Sé que el sentido común no es la mayoría.
No creo que sea necesario ningún escritor, ningún intelectual para explicarle a nadie que los refugiados no son el enemigo, o que un delincuente no lo es menos porque no disfrutó su crimen, o que no conseguiremos ponernos a salvo en Próxima b antes de haber destruido nuestro propio planeta, o que los caminos de la libertad, la dignidad, la justicia, la salud, la educación y hasta el de la emancipación ni pasan a través del beneficio exponencial de corporación alguna, ni le deben nada de nada a la gente que miente, saquea o mata en nombre de nuestro propio miedo a la mentira, el saqueo o la muerte.
Sé que el miedo no es la mayoría.
La semana pasada un amigo, de visita en casa, defendía su posición «acomodada» de lo que consideraba una simplificación amenazante por parte de Podemos. Admitía la necesidad de una fuerza capaz de constituirse en contrapoder y dejar al descubierto las contradicciones y manipulaciones del sistema, y lamentaba que la pacata visión de algunos sectores le arruinase la sintonía que siempre había sentido con la izquierda, la calle y sus reivindicaciones haciéndole parecer “casta”. No creo que tuviese realmente «mucho» que perder, pero tenía «algo» que perder y, obviamente, se sentía bajo fuego cruzado. Me contaba sus inquietudes como si yo fuese un intelectual que pudiese recetarle algún tipo de remedio teórico contra la mala conciencia.
Sé que la mala conciencia no es la mayoría.
Aunque en el campo estamos acostumbrados a la relatividad de las cosas, y no nos resulta raro oír hablar de la bajura de arriba o de la altura de abajo, disfruté un rato de su turbación, lo confieso; aunque también sentí no ser, en efecto, un intelectual capaz de defender con elocuencia (es decir, sencilla y llanamente) al relato político (¿ideología, filosofía, necesidad?) de la agresión de unas interpretaciones (maniqueas, alarmistas) que no siempre provienen de la lectura interesada del enemigo, sino, a menudo, de la ingenua lectura de los partidarios.

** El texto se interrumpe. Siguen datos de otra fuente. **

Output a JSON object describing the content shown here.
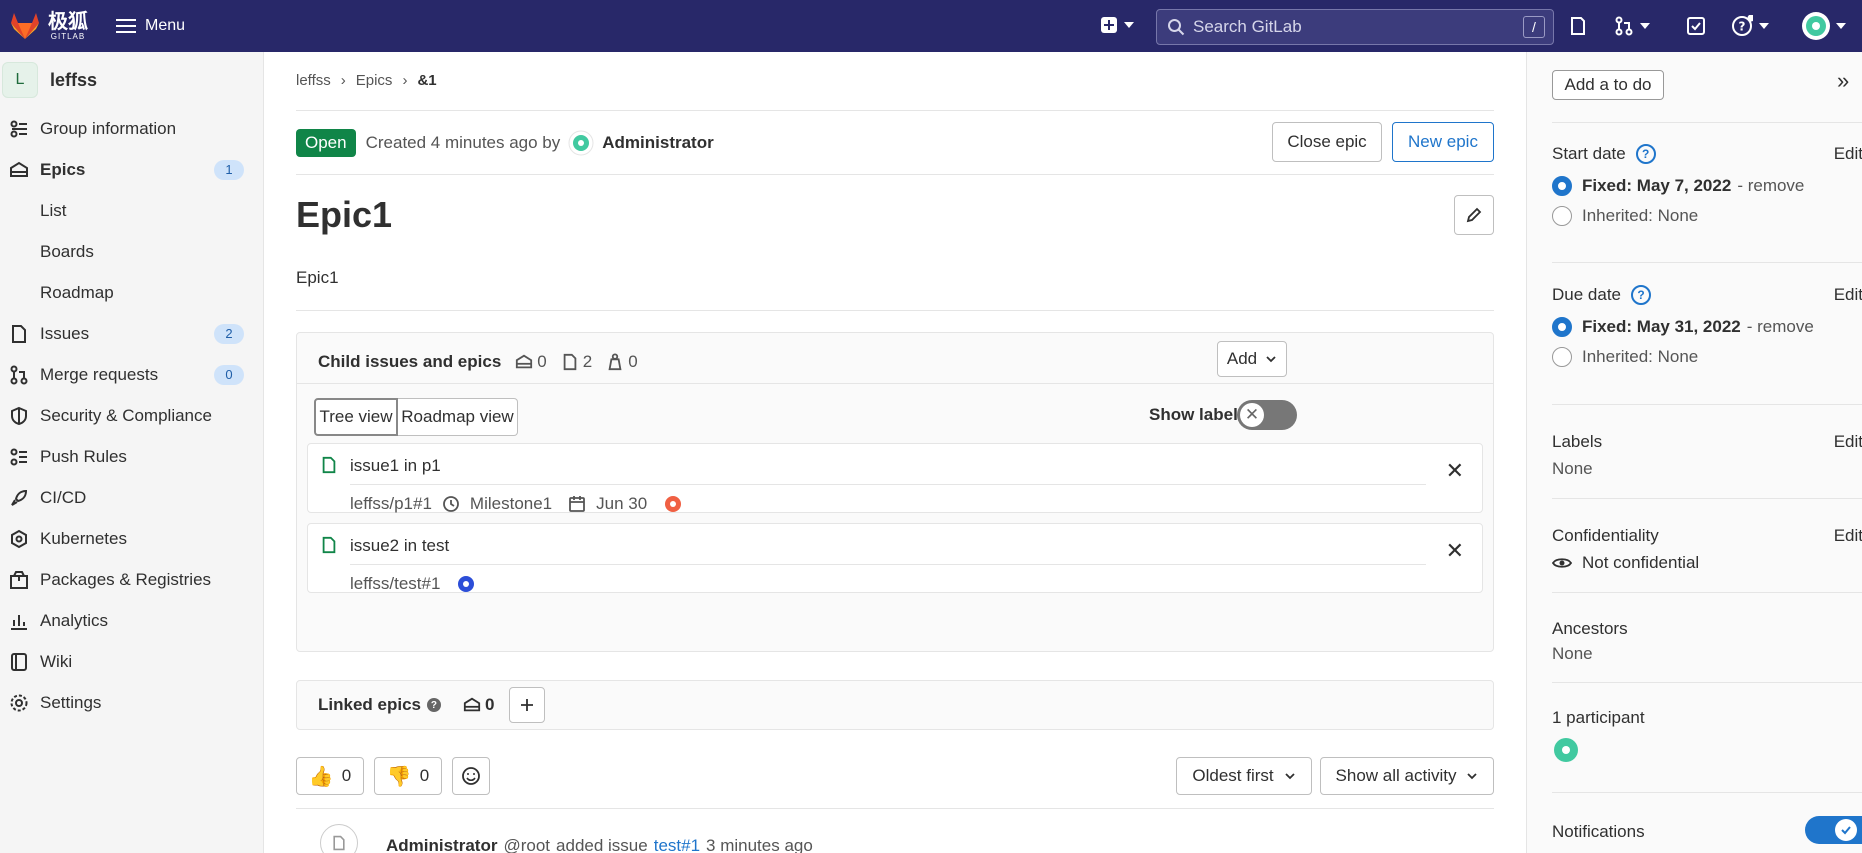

Sé que los partidarios no son la mayoría.
El miedo, como la mayoría, el sentido común, como la mala conciencia… ya no tienen nada que enseñarnos porque emergen aún en la mente colectiva de un modelo fracasado. Necesitamos un nuevo modelo, una nueva mayoría y, sí, un nuevo sentido común; y nuevos miedos, también nuevos miedos, sobre todo nuevos miedos.